His thumb moves in slow circles against the back of my hand in encouragement. A hot tear rolls down my cheek when I think about what hallucinations the serum produced. How do I even explain it? Words can't do the gruesome details justice.
"You turned the blade toward yourself, and I yelled at you to stop. You told me that you were doing this for me..." A pain stabs at my gut when I picture scene. "I watched you slide the knife in, and your facial expressions, and all the blood—" I flinch at my own description. "It was the worst thing in the world."
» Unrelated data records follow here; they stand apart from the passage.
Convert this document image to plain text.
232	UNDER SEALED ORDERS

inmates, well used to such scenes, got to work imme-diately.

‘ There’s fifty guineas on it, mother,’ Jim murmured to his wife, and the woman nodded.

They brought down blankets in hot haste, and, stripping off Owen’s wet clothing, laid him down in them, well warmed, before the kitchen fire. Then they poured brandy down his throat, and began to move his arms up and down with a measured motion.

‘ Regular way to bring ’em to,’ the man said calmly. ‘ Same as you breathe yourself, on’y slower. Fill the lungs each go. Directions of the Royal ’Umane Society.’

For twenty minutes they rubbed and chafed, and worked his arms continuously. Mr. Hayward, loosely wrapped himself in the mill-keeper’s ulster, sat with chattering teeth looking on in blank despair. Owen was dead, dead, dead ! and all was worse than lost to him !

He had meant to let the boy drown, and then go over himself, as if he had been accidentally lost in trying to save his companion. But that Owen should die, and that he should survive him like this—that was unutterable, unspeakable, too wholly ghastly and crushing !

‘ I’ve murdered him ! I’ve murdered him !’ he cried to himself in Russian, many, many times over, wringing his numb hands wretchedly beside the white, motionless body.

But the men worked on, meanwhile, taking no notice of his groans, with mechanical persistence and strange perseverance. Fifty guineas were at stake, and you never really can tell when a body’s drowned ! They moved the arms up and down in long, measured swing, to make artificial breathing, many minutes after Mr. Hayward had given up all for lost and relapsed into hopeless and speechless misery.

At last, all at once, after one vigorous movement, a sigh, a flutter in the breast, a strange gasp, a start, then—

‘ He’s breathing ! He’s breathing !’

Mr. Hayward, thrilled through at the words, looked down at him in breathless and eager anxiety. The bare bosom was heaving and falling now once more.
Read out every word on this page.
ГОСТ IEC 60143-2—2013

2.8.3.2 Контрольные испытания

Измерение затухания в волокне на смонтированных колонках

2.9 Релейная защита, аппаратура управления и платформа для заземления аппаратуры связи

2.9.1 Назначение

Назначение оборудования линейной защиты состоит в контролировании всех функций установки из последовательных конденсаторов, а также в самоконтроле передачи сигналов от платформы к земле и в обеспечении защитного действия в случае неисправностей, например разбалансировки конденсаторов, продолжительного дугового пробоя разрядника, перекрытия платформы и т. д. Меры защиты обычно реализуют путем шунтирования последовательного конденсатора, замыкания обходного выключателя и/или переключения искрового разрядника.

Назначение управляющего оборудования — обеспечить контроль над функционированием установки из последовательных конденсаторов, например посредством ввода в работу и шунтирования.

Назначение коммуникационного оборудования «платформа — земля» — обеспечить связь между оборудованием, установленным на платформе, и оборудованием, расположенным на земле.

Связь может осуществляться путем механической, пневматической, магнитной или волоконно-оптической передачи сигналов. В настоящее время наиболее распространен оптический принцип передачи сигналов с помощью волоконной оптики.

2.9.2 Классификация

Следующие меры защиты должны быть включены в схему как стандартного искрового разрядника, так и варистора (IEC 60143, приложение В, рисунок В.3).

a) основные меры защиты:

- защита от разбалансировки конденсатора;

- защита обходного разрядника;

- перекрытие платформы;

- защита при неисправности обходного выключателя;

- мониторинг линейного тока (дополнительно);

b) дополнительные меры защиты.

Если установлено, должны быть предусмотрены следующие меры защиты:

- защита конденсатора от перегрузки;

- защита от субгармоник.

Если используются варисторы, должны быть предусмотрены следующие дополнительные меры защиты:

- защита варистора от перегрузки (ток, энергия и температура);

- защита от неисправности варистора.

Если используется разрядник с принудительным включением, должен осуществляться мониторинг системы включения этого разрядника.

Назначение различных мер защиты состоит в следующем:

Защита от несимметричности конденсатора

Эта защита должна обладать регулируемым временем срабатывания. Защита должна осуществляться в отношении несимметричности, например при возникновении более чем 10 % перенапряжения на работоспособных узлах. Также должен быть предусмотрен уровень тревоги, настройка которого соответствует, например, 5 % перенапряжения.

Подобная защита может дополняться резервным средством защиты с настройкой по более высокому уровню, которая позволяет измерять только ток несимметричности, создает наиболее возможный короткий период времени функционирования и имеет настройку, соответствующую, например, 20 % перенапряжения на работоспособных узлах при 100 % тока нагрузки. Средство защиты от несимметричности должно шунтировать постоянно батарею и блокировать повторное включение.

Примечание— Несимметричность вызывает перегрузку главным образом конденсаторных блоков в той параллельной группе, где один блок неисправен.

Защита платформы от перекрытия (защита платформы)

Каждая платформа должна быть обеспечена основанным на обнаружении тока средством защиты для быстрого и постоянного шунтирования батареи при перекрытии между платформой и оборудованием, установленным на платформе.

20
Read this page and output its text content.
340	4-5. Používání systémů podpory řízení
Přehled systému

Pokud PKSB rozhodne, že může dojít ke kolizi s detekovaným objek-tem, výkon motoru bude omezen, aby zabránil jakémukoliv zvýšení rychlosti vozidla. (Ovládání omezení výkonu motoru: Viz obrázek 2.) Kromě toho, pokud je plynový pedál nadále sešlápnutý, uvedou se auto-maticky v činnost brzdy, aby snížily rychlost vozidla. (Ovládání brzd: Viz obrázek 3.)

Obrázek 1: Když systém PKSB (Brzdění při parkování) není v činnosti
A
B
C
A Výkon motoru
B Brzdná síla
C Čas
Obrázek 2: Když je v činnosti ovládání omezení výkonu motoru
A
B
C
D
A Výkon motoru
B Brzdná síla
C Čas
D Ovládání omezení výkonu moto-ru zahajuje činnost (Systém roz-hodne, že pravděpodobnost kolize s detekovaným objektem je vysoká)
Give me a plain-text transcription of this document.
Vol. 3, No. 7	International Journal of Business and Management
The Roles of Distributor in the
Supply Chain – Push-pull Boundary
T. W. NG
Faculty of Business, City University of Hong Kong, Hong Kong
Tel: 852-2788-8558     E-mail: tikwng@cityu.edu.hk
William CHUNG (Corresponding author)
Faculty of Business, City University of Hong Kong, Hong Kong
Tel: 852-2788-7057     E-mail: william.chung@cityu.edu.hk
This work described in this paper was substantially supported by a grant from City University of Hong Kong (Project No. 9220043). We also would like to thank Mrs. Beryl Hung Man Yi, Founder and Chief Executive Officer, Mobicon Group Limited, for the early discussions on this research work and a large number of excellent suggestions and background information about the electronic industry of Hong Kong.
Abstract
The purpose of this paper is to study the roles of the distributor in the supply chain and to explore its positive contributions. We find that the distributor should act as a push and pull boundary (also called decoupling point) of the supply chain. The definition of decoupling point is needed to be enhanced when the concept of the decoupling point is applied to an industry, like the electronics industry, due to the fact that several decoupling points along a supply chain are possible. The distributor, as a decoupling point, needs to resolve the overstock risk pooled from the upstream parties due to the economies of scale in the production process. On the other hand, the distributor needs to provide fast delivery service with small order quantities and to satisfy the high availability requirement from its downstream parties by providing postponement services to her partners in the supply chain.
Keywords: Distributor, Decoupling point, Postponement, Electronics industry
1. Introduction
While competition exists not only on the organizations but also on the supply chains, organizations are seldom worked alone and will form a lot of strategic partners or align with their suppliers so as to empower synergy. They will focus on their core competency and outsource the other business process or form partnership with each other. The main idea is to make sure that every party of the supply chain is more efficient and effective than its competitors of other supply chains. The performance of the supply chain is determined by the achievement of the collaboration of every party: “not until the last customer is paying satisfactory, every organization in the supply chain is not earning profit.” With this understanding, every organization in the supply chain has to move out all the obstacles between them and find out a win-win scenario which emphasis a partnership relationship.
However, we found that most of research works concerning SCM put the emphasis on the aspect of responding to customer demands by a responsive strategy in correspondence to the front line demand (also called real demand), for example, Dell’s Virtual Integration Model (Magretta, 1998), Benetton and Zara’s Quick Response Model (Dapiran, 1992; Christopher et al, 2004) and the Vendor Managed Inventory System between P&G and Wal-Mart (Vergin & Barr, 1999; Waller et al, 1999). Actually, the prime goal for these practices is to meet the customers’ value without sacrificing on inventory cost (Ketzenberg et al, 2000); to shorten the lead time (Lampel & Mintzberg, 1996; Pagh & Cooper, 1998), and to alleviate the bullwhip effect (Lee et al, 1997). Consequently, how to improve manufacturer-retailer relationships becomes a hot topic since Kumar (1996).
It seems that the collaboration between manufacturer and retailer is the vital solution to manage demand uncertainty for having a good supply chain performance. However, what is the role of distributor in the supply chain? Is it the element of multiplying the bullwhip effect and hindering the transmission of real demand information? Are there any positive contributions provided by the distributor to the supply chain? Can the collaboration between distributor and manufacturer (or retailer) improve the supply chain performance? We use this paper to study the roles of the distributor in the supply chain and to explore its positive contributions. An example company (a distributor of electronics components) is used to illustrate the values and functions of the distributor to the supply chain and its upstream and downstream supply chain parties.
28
Tobias is awestruck and unable to respond. Eventually he reaches through the bars to cradle my cheek. "Tris..."
"The thing is, Dauntless initiation was supposed to prepare us for those kinds of situations. It may not have prepared us for the war, but it did prepare us for facing our fears that weren't reality. This serum...it was unlike anything I've experienced."
And that must be part of the reason why I couldn't enter the cell. That whole time, whether literally or in my mind, I had to constantly face my worst fear: losing him. Deep down, I associate that with Erudite, among the other traumatizing factors that made up my time there.
I could beat simulations. Suddenly, it wasn't a game anymore.
When I notice that he is struggling to find words, I drop the subject completely. "I don't want to talk about it anymore," I mumble.
I lean into his palm and close my eyes. "All right," he agrees.
Settling into a cramped sleeping position between tile and metal, it dawns on me that our plan for my trial may not work. The information we present may not be enough to outweigh my crimes in Candor's eyes. I try to sleep off the doubts, but they creep back in every minute I am unable to successfully fall asleep.
"Tobias?" I whisper.
"Hmm."
"What if they won't let me go?"
He cracks his eyes open, and they gleam in the dark. "Do you really think I would let that happen?"
I guess not. He would go ballistic.
After his eyes slip shut, he rests his head against the cell bars. Debating whether or not I would like to be uncomfortably pressed against metal, I decide to line up with him. It isn't ideal, but then again, nothing for us is.
Hopefully, things will go right for once tomorrow.